Most cannabis operators know their biggest expenses.
Payroll. Rent. Taxes. Inventory. Insurance.
The bigger challenge is identifying the costs that don't show up clearly on a financial statement.
Hours spent handling cash. Money tied up in unpaid invoices. Leadership teams consumed by administrative work. Financial decisions made without timely reporting.
None of these issues usually create a crisis on their own. Together, they can quietly drain cash, reduce profitability, and limit flexibility when the business needs it most.
Here are five areas worth reviewing.
1. Cash Management
Cash remains a significant part of operating many cannabis businesses. Managing it effectively is essential.
What often goes unmeasured is the amount of time, labor, and operational attention required to move cash through the business efficiently.
Counting drawers. Reconciling transactions. Investigating discrepancies. Preparing deposits. Maintaining documentation.
These activities are necessary, but they can consume significant resources across multiple locations and teams.
Consider a dispensary with several stores. If managers spend an hour each day counting drawers, reconciling cash, preparing deposits, and resolving discrepancies, those hours add up quickly across an entire organization.
Questions worth asking:
- How many employees handle cash each day?
- How many times does cash change hands before it reaches the bank?
- How many labor hours are spent counting, reconciling, documenting, and preparing deposits?
- Are existing cash management processes as efficient as they could be?
- Are customers using available digital payment options when possible?
Cash itself isn't the issue. The question is how efficiently it moves through the organization.
Small improvements in cash handling processes can free up staff time, improve visibility, and reduce operational friction without changing how the business serves customers.
2. Money Stuck in Receivables
For cultivators, manufacturers, distributors, and ancillary businesses, accounts receivable can become one of the largest uses of working capital.
A business may report strong sales while simultaneously struggling to meet short-term obligations because too much cash remains tied up in outstanding invoices.
The difference between collecting in 30 days and collecting in 60 days can be substantial.
A company carrying $500,000 in receivables that slips from a 35-day average collection cycle to a 60-day cycle may find itself financing that gap with operating cash.
Review:
- Accounts receivable aging reports
- Collection procedures
- Customer payment trends
- Outstanding balances by customer
Many operators focus heavily on generating sales. The collection process deserves the same level of attention.
3. Administrative Financial Work Taking Up Leadership Time
One of the most expensive resources in any business is leadership attention.

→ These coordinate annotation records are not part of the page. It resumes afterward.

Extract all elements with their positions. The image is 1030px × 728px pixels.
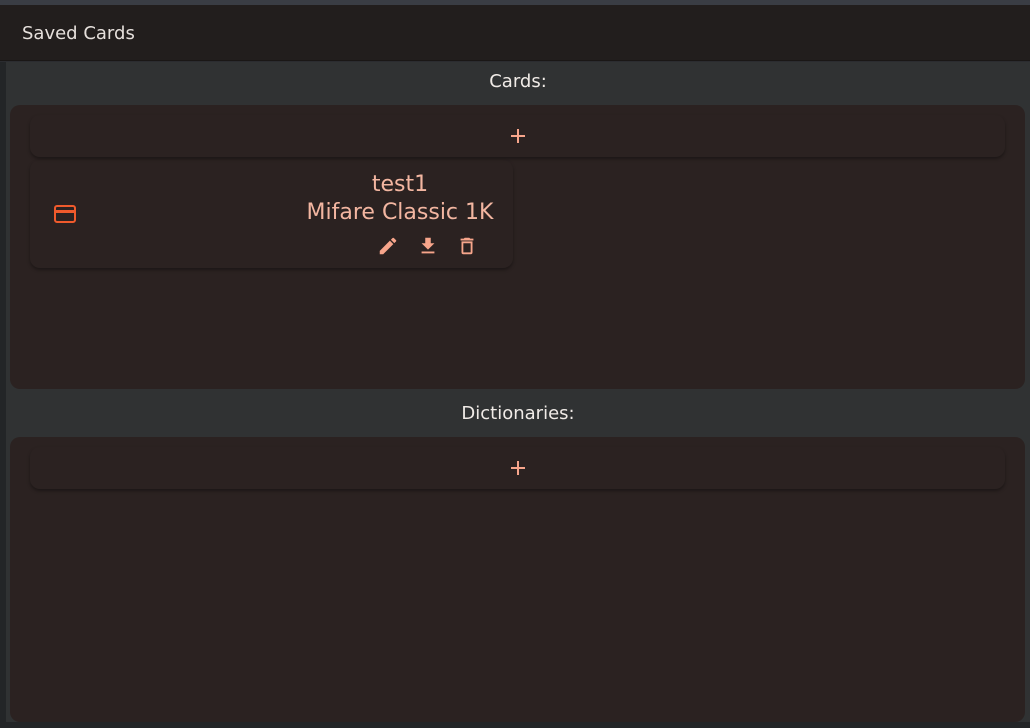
dictionaries-panel [10,437,1025,722]
plus-icon [510,128,526,144]
plus-icon [510,460,526,476]
bottom-strip [0,722,1030,728]
cards-section-title: Cards: [489,71,547,92]
cards-panel: test1 Mifare Classic 1K [10,105,1025,389]
download-button[interactable] [416,234,440,258]
download-icon [421,237,435,254]
add-card-button[interactable] [30,115,1005,157]
card-list-item[interactable]: test1 Mifare Classic 1K [30,160,513,268]
trash-icon [460,237,474,255]
card-type: Mifare Classic 1K [306,200,494,225]
card-name: test1 [371,172,429,197]
pencil-icon [379,237,397,255]
page-title: Saved Cards [22,23,135,44]
main-content: Cards: test1 Mifare Classic 1K Dictionar… [6,62,1030,722]
delete-button[interactable] [455,234,479,258]
edit-button[interactable] [376,234,400,258]
app-header: Saved Cards [0,5,1030,61]
dictionaries-section-title: Dictionaries: [461,403,575,424]
add-dictionary-button[interactable] [30,447,1005,489]
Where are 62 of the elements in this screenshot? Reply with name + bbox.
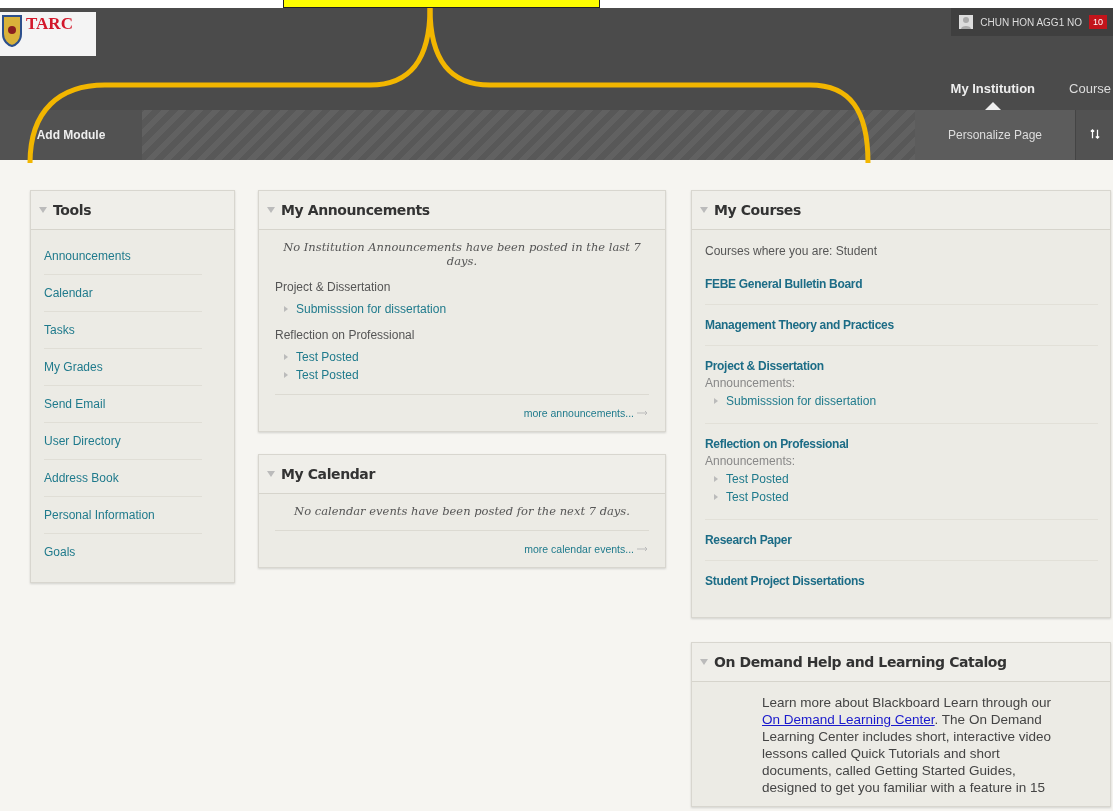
bullet-icon bbox=[284, 306, 288, 312]
tool-link[interactable]: Goals bbox=[44, 534, 202, 570]
avatar-icon bbox=[959, 15, 974, 29]
logo: TARC bbox=[0, 12, 96, 56]
user-menu[interactable]: CHUN HON AGG1 NO 10 bbox=[951, 8, 1113, 36]
reorder-button[interactable] bbox=[1075, 110, 1113, 160]
tool-link[interactable]: User Directory bbox=[44, 423, 202, 460]
empty-message: No calendar events have been posted for the next 7 days. bbox=[293, 504, 631, 518]
announcements-label: Announcements: bbox=[705, 454, 797, 468]
panel-title: My Courses bbox=[714, 202, 801, 218]
announcement-link[interactable]: Test Posted bbox=[726, 488, 789, 506]
user-name: CHUN HON AGG1 NO bbox=[980, 16, 1082, 28]
collapse-icon[interactable] bbox=[700, 207, 708, 213]
crest-icon bbox=[2, 14, 22, 48]
course-name: Reflection on Professional bbox=[275, 328, 416, 342]
course-link[interactable]: Project & Dissertation bbox=[705, 359, 1098, 373]
tool-link[interactable]: Announcements bbox=[44, 238, 202, 275]
bullet-icon bbox=[714, 476, 718, 482]
add-module-button[interactable]: Add Module bbox=[0, 110, 142, 160]
notification-count[interactable]: 10 bbox=[1089, 15, 1107, 29]
tool-link[interactable]: Send Email bbox=[44, 386, 202, 423]
course-link[interactable]: Reflection on Professional bbox=[705, 437, 1098, 451]
announcement-link[interactable]: Test Posted bbox=[296, 348, 359, 366]
empty-message: No Institution Announcements have been posted in the last 7 days. bbox=[282, 240, 642, 268]
panel-title: On Demand Help and Learning Catalog bbox=[714, 654, 1007, 670]
bullet-icon bbox=[284, 372, 288, 378]
course-link[interactable]: Research Paper bbox=[705, 533, 1098, 547]
bullet-icon bbox=[714, 398, 718, 404]
course-link[interactable]: Student Project Dissertations bbox=[705, 574, 1098, 588]
course-link[interactable]: Management Theory and Practices bbox=[705, 318, 1098, 332]
tool-link[interactable]: Address Book bbox=[44, 460, 202, 497]
collapse-icon[interactable] bbox=[39, 207, 47, 213]
arrow-icon bbox=[637, 546, 649, 552]
panel-title: My Announcements bbox=[281, 202, 430, 218]
announcement-link[interactable]: Test Posted bbox=[296, 366, 359, 384]
tool-link[interactable]: My Grades bbox=[44, 349, 202, 386]
announcement-link[interactable]: Submisssion for dissertation bbox=[726, 392, 877, 410]
nav-tab[interactable]: Course bbox=[1069, 81, 1111, 110]
collapse-icon[interactable] bbox=[267, 471, 275, 477]
collapse-icon[interactable] bbox=[267, 207, 275, 213]
tool-link[interactable]: Calendar bbox=[44, 275, 202, 312]
help-paragraph: Learn more about Blackboard Learn through our On Demand Learning Center. The On Demand Learning Center includes short, interactive video lessons called Quick Tutorials and short documents, called Getting Started Guides, designed to get you familiar with a feature in 15 bbox=[761, 694, 1052, 797]
panel-title: Tools bbox=[53, 202, 92, 218]
collapse-icon[interactable] bbox=[700, 659, 708, 665]
course-link[interactable]: FEBE General Bulletin Board bbox=[705, 277, 1098, 291]
personalize-page-button[interactable]: Personalize Page bbox=[915, 110, 1075, 160]
course-name: Project & Dissertation bbox=[275, 280, 392, 294]
bullet-icon bbox=[284, 354, 288, 360]
nav-tab[interactable]: My Institution bbox=[950, 81, 1036, 110]
bullet-icon bbox=[714, 494, 718, 500]
announcement-link[interactable]: Test Posted bbox=[726, 470, 789, 488]
tool-link[interactable]: Personal Information bbox=[44, 497, 202, 534]
more-link[interactable]: more calendar events... bbox=[524, 543, 634, 555]
courses-intro: Courses where you are: Student bbox=[705, 244, 879, 258]
announcement-link[interactable]: Submisssion for dissertation bbox=[296, 300, 447, 318]
more-link[interactable]: more announcements... bbox=[523, 407, 634, 419]
arrow-icon bbox=[637, 410, 649, 416]
sort-icon bbox=[1089, 127, 1100, 140]
learning-center-link[interactable]: On Demand Learning Center bbox=[762, 712, 935, 727]
announcements-label: Announcements: bbox=[705, 376, 797, 390]
tool-link[interactable]: Tasks bbox=[44, 312, 202, 349]
panel-title: My Calendar bbox=[281, 466, 375, 482]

Yet many cannabis executives spend significant portions of their week managing administrative financial work:
- Approving invoices
- Chasing missing documentation
- Resolving accounting questions
- Preparing lender requests
- Building reports manually
- Managing spreadsheets
- Coordinating month-end close activities
Every hour spent on routine administrative work is an hour not spent on operations, growth initiatives, partnerships, hiring, sales, or strategic planning.
A useful exercise is tracking where leadership time actually goes for two weeks.
The results are often surprising.
4. Operating Without Clear Financial Visibility
Many operators can tell you what happened last month.
Fewer can tell you what their cash position is likely to be 60 days from now.
Without reliable forecasting and reporting, businesses are often forced into reactive decision-making.
Examples include:
- Delaying hiring because cash needs are unclear
- Purchasing inventory without understanding future liquidity needs
- Discovering margin issues after they have already impacted profitability
- Waiting too long to address cash flow concerns
Financial visibility is not just about reporting historical results.
It is about understanding what is coming next.
Questions to ask:
- Can you forecast cash flow 30, 60, and 90 days out?
- Do you understand profitability by location, product line, or business unit?
- Are financial reports arriving quickly enough to support decisions?
Good information rarely guarantees good decisions.
Poor information almost guarantees bad ones.
5. Systems That Create More Work Than They Save
Most cannabis operators rely on multiple financial systems.
Banking. Payments. Accounting. Payroll. Point of sale. Inventory. Reporting.
Problems emerge when these systems operate independently.
Teams end up:
- Exporting spreadsheets
- Entering the same data multiple times
- Reconciling conflicting reports
- Building reports manually
- Searching for information across platforms
The result is additional labor, slower reporting, and less visibility.
A simple test:
How long would it take your leadership team to answer these questions?
- What is our current cash position?
- Which locations are most profitable?
- Which customers owe us money?
- What payments are due this week?
- What will cash look like 60 days from now?
If finding those answers requires pulling information from multiple systems, there may be an opportunity to improve financial efficiency.
Where to Start
Most operators do not need a major transformation project.
Start with measurement.
Track the labor involved in handling cash. Review receivables aging. Evaluate where leadership time is being spent. Examine how financial information moves through the business.
Small improvements often create meaningful results.
At Safe Harbor, many of our conversations with operators eventually come back to the same challenge: improving financial efficiency without adding unnecessary complexity. Whether the issue involves cash management, collections, reporting, or financial operations, the businesses that consistently measure and refine these areas are often the ones that build stronger financial foundations over time.